A new roof is just one example of something you can do to not only improve your rental property but also to deduct on your tax return each year. Make sure you keep all receipts in case you need them later to prove the cost to the IRS.

Good record-keeping is crucial when it comes to claiming costs for your rental property. Always talk to a professional tax accountant or attorney if you need help filing your taxes after making improvements.

How to Calculate Depreciation

For most of your deductions of improvements to the rental property you own, you’ll use the straight-line method. Currently, the IRS has the recovery period designated at 27.5 years.

So, how would you calculate this on your returns to determine what to deduct each year? First, you’ll need to subtract the value of the land from the actual cost of the building to get the building’s value.

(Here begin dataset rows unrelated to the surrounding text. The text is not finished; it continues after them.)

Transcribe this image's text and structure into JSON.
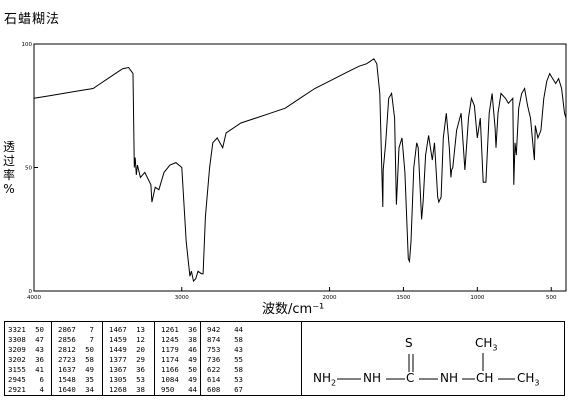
{
  "method_label": "石蜡糊法",
  "chart_data": {
    "type": "line",
    "title": "",
    "xlabel": "波数/cm⁻¹",
    "ylabel": [
      "透",
      "过",
      "率",
      "%"
    ],
    "xlim": [
      4000,
      400
    ],
    "ylim": [
      0,
      100
    ],
    "x_ticks": [
      {
        "value": 4000,
        "label": "4000"
      },
      {
        "value": 3000,
        "label": "3000"
      },
      {
        "value": 2000,
        "label": "2000"
      },
      {
        "value": 1500,
        "label": "1500"
      },
      {
        "value": 1000,
        "label": "1000"
      },
      {
        "value": 500,
        "label": "500"
      }
    ],
    "y_ticks": [
      {
        "value": 100,
        "label": "100"
      },
      {
        "value": 50,
        "label": "50"
      },
      {
        "value": 0,
        "label": "0"
      }
    ],
    "grid": false,
    "series": [
      {
        "color": "#000000",
        "points": [
          [
            4000,
            78
          ],
          [
            3900,
            79
          ],
          [
            3800,
            80
          ],
          [
            3700,
            81
          ],
          [
            3600,
            82
          ],
          [
            3550,
            84
          ],
          [
            3500,
            86
          ],
          [
            3450,
            88
          ],
          [
            3400,
            90
          ],
          [
            3360,
            90.5
          ],
          [
            3330,
            88
          ],
          [
            3321,
            50
          ],
          [
            3315,
            54
          ],
          [
            3308,
            47
          ],
          [
            3300,
            51
          ],
          [
            3280,
            46
          ],
          [
            3250,
            48
          ],
          [
            3209,
            43
          ],
          [
            3202,
            36
          ],
          [
            3180,
            42
          ],
          [
            3155,
            41
          ],
          [
            3120,
            48
          ],
          [
            3080,
            51
          ],
          [
            3040,
            52
          ],
          [
            3000,
            50
          ],
          [
            2970,
            20
          ],
          [
            2945,
            6
          ],
          [
            2935,
            8
          ],
          [
            2921,
            4
          ],
          [
            2905,
            5
          ],
          [
            2890,
            8
          ],
          [
            2867,
            7
          ],
          [
            2856,
            7
          ],
          [
            2840,
            30
          ],
          [
            2812,
            50
          ],
          [
            2790,
            60
          ],
          [
            2760,
            62
          ],
          [
            2723,
            58
          ],
          [
            2700,
            64
          ],
          [
            2600,
            68
          ],
          [
            2500,
            70
          ],
          [
            2400,
            72
          ],
          [
            2300,
            74
          ],
          [
            2200,
            78
          ],
          [
            2100,
            82
          ],
          [
            2000,
            85
          ],
          [
            1900,
            88
          ],
          [
            1800,
            91
          ],
          [
            1750,
            92
          ],
          [
            1700,
            94
          ],
          [
            1680,
            92
          ],
          [
            1660,
            80
          ],
          [
            1640,
            34
          ],
          [
            1637,
            49
          ],
          [
            1620,
            60
          ],
          [
            1600,
            78
          ],
          [
            1580,
            80
          ],
          [
            1560,
            70
          ],
          [
            1548,
            35
          ],
          [
            1530,
            58
          ],
          [
            1510,
            62
          ],
          [
            1490,
            48
          ],
          [
            1467,
            13
          ],
          [
            1459,
            12
          ],
          [
            1449,
            20
          ],
          [
            1430,
            50
          ],
          [
            1410,
            60
          ],
          [
            1400,
            58
          ],
          [
            1377,
            29
          ],
          [
            1367,
            36
          ],
          [
            1350,
            55
          ],
          [
            1330,
            63
          ],
          [
            1305,
            53
          ],
          [
            1290,
            60
          ],
          [
            1268,
            38
          ],
          [
            1261,
            36
          ],
          [
            1245,
            38
          ],
          [
            1230,
            62
          ],
          [
            1210,
            72
          ],
          [
            1190,
            58
          ],
          [
            1179,
            46
          ],
          [
            1174,
            49
          ],
          [
            1166,
            50
          ],
          [
            1140,
            65
          ],
          [
            1110,
            72
          ],
          [
            1084,
            49
          ],
          [
            1060,
            70
          ],
          [
            1040,
            78
          ],
          [
            1020,
            75
          ],
          [
            1000,
            62
          ],
          [
            980,
            70
          ],
          [
            960,
            44
          ],
          [
            950,
            44
          ],
          [
            942,
            44
          ],
          [
            920,
            72
          ],
          [
            900,
            80
          ],
          [
            880,
            66
          ],
          [
            874,
            58
          ],
          [
            860,
            72
          ],
          [
            840,
            80
          ],
          [
            810,
            78
          ],
          [
            790,
            76
          ],
          [
            760,
            78
          ],
          [
            753,
            43
          ],
          [
            745,
            60
          ],
          [
            736,
            55
          ],
          [
            720,
            74
          ],
          [
            700,
            80
          ],
          [
            680,
            82
          ],
          [
            660,
            75
          ],
          [
            640,
            70
          ],
          [
            622,
            58
          ],
          [
            614,
            53
          ],
          [
            608,
            67
          ],
          [
            590,
            62
          ],
          [
            570,
            65
          ],
          [
            550,
            78
          ],
          [
            530,
            85
          ],
          [
            510,
            88
          ],
          [
            490,
            86
          ],
          [
            470,
            84
          ],
          [
            450,
            86
          ],
          [
            430,
            82
          ],
          [
            410,
            72
          ],
          [
            400,
            70
          ]
        ]
      }
    ]
  },
  "peak_table": {
    "columns": [
      [
        [
          "3321",
          "50"
        ],
        [
          "3308",
          "47"
        ],
        [
          "3209",
          "43"
        ],
        [
          "3202",
          "36"
        ],
        [
          "3155",
          "41"
        ],
        [
          "2945",
          "6"
        ],
        [
          "2921",
          "4"
        ]
      ],
      [
        [
          "2867",
          "7"
        ],
        [
          "2856",
          "7"
        ],
        [
          "2812",
          "50"
        ],
        [
          "2723",
          "58"
        ],
        [
          "1637",
          "49"
        ],
        [
          "1548",
          "35"
        ],
        [
          "1640",
          "34"
        ]
      ],
      [
        [
          "1467",
          "13"
        ],
        [
          "1459",
          "12"
        ],
        [
          "1449",
          "20"
        ],
        [
          "1377",
          "29"
        ],
        [
          "1367",
          "36"
        ],
        [
          "1305",
          "53"
        ],
        [
          "1268",
          "38"
        ]
      ],
      [
        [
          "1261",
          "36"
        ],
        [
          "1245",
          "38"
        ],
        [
          "1179",
          "46"
        ],
        [
          "1174",
          "49"
        ],
        [
          "1166",
          "50"
        ],
        [
          "1084",
          "49"
        ],
        [
          "950",
          "44"
        ]
      ],
      [
        [
          "942",
          "44"
        ],
        [
          "874",
          "58"
        ],
        [
          "753",
          "43"
        ],
        [
          "736",
          "55"
        ],
        [
          "622",
          "58"
        ],
        [
          "614",
          "53"
        ],
        [
          "608",
          "67"
        ]
      ]
    ]
  },
  "structure": {
    "s_atom": "S",
    "ch3_top": "CH",
    "ch3_top_sub": "3",
    "nh2": "NH",
    "nh2_sub": "2",
    "nh_1": "NH",
    "c_center": "C",
    "nh_2": "NH",
    "ch": "CH",
    "ch3_right": "CH",
    "ch3_right_sub": "3"
  }
}
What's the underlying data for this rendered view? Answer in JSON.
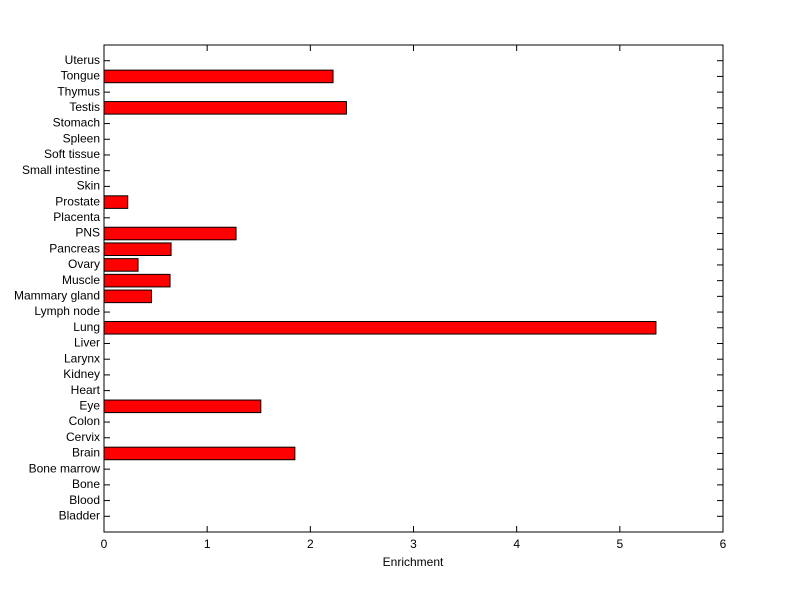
{
  "chart_data": {
    "type": "barh",
    "xlabel": "Enrichment",
    "categories": [
      "Bladder",
      "Blood",
      "Bone",
      "Bone marrow",
      "Brain",
      "Cervix",
      "Colon",
      "Eye",
      "Heart",
      "Kidney",
      "Larynx",
      "Liver",
      "Lung",
      "Lymph node",
      "Mammary gland",
      "Muscle",
      "Ovary",
      "Pancreas",
      "PNS",
      "Placenta",
      "Prostate",
      "Skin",
      "Small intestine",
      "Soft tissue",
      "Spleen",
      "Stomach",
      "Testis",
      "Thymus",
      "Tongue",
      "Uterus"
    ],
    "values": [
      0,
      0,
      0,
      0,
      1.85,
      0,
      0,
      1.52,
      0,
      0,
      0,
      0,
      5.35,
      0,
      0.46,
      0.64,
      0.33,
      0.65,
      1.28,
      0,
      0.23,
      0,
      0,
      0,
      0,
      0,
      2.35,
      0,
      2.22,
      0
    ],
    "color": "#ff0000",
    "xlim": [
      0,
      6
    ],
    "xticks": [
      0,
      1,
      2,
      3,
      4,
      5,
      6
    ]
  }
}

Let’s say your land value is approximately $40,000 and your building cost you $100,000. You’d take $100,000 and subtract $40,000 from it, leaving you with a final building value of $60,000.

Next, you’ll need to divide the newly-calculated building value by 27.5, which will equal the yearly allowable depreciation deduction. This deduction is what you will use each year to claim on your taxes.

If your building value is $60,000, divide it by 27.5 to get a final number of $2,181. This is the amount you can claim each year for the depreciation of the building itself. It’s important to note that if you own a commercial building, the total number of years will be 39 instead of 27.5.

If you’re ever in doubt about how to correctly file your rental property depreciation, there are several calculators and articles online that can help you. You can also talk to a professional who understands the tax nuances involved with owning rental property.

Any improvements you make to your rental can give you a little more money in your pocket at tax time. Just make sure you’re using the correct, most recent calculations so you’re adhering to the IRS guidelines. Always keep records of anything you do to improve your property every year.

Making the Most of Your Rental Property

When it comes to getting more from your rental property, understanding how rental property depreciation works is crucial. This simple calculation will help you file your taxes accurately and give you the best return possible.

When in doubt, always consult the expertise of a CPA or your business tax accountant. They can walk you through the process and ensure that you’re doing everything correctly so you can get the most money back possible.